Foi o que concluiu a socióloga da Faculdade de Filosofia, Letras e Ciências Humanas (FFLCH) da USP, Carla Bernava. Ao analisar três personagens guerreiras do cinema atual, Nikita (Nikita), Lara Croft (de Tomb Raider)e Beatrix Kiddo (de Kill Bill), a pesquisadora observou que elas não dependem do uso de armas para se protegerem. Diferentemente das mulheres fálicas, como Thana (Sedução e Vingança) e algumas musas de Alfred Hitchcok, as quais dependem desses artefatos para se manterem violentas, esse trio consegue se sair muito bem em lutas físicas quando perdem o revólver, a faca ou a espada, não sendo, assim, transformadas em vítimas.
Thana, de Sedução e Vingança, ainda é uma mulher fálica e histérica
Se as personagens mais antigas, quando estão com uma arma ou uma faca, projetavam o órgão genital masculino – dando razão ao nome “mulheres fálicas” –, se apoderando por um tempo limitado de uma força que não é sua, isso não atinge essas novas heroínas. Principalmente Lara Croft. A guerreira de Tomb Raider utiliza-se de dois revólveres, o que, simbolicamente, seria o prolongamento de seus seios.
A pesquisadora também notou uma outra novidade trazidas por essas três personagens: elas não são inevitavelmente más ou histéricas. E também não se apoiam, necessariamente, em emoções para justificar sua violência. Elas são violentas e essa característica é inerente a elas. No entanto, elas ainda continuam com traços femininos: Nikita, ao longo da trama, torna-se frágil emocionalmente, Lara Croft usa-se de seu poder de sedução e Beatrix Kiddo, em Kill Bill, luta para vingar uma agressão à maternidade.
Para Carla, “a amostragem de mulheres mais ‘brutamontes’ no cinema contemporâneo demonstra como essa característica é passível de estar presente em qualquer indivíduo, mas que as sociedades patriarcais reprimem nas mulheres”. Essas personagens são transgressoras, pois se opõem ao estereótipo feminino de delicadeza e submissão, fazendo com que haja estranhamento por parte do público. Mesmo assim, elas conseguem conquistar a simpatia de quem as assiste. “Isso se deve por haver essa mistura entre violento e feminino”.

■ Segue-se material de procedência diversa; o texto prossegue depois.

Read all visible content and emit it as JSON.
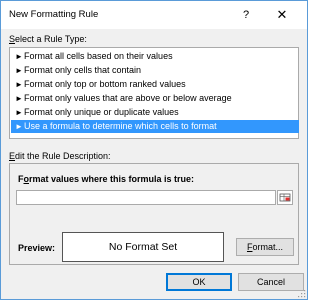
{
  "window": {
    "title": "New Formatting Rule",
    "help_label": "?",
    "close_label": "✕"
  },
  "rule_type": {
    "label_key": "S",
    "label_rest": "elect a Rule Type:",
    "items": [
      {
        "label": "Format all cells based on their values",
        "selected": false
      },
      {
        "label": "Format only cells that contain",
        "selected": false
      },
      {
        "label": "Format only top or bottom ranked values",
        "selected": false
      },
      {
        "label": "Format only values that are above or below average",
        "selected": false
      },
      {
        "label": "Format only unique or duplicate values",
        "selected": false
      },
      {
        "label": "Use a formula to determine which cells to format",
        "selected": true
      }
    ],
    "arrow_icon": "►"
  },
  "description": {
    "label_key": "E",
    "label_rest": "dit the Rule Description:",
    "formula_label_key": "o",
    "formula_label_pre": "F",
    "formula_label_rest": "rmat values where this formula is true:",
    "formula_value": "",
    "preview_label": "Preview:",
    "preview_text": "No Format Set",
    "format_button_key": "F",
    "format_button_rest": "ormat..."
  },
  "buttons": {
    "ok": "OK",
    "cancel": "Cancel"
  },
  "colors": {
    "selection": "#3297fd",
    "dialog_border": "#5a9bd8",
    "default_button_border": "#0078d7"
  }
}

Apesar de ainda serem consideravelmente estranha, a representação de mulheres inerentemente violentas é de extrema importância, já que acaba por suscitar uma reflexão no espectador. “Pelo menos, ele (público) vê uma mulher agindo de maneira naturalmente violenta ou guerreira e começa a se acostumar com essa ideia, o que ajuda na desconstrução de estereótipos machistas”, conclui Carla.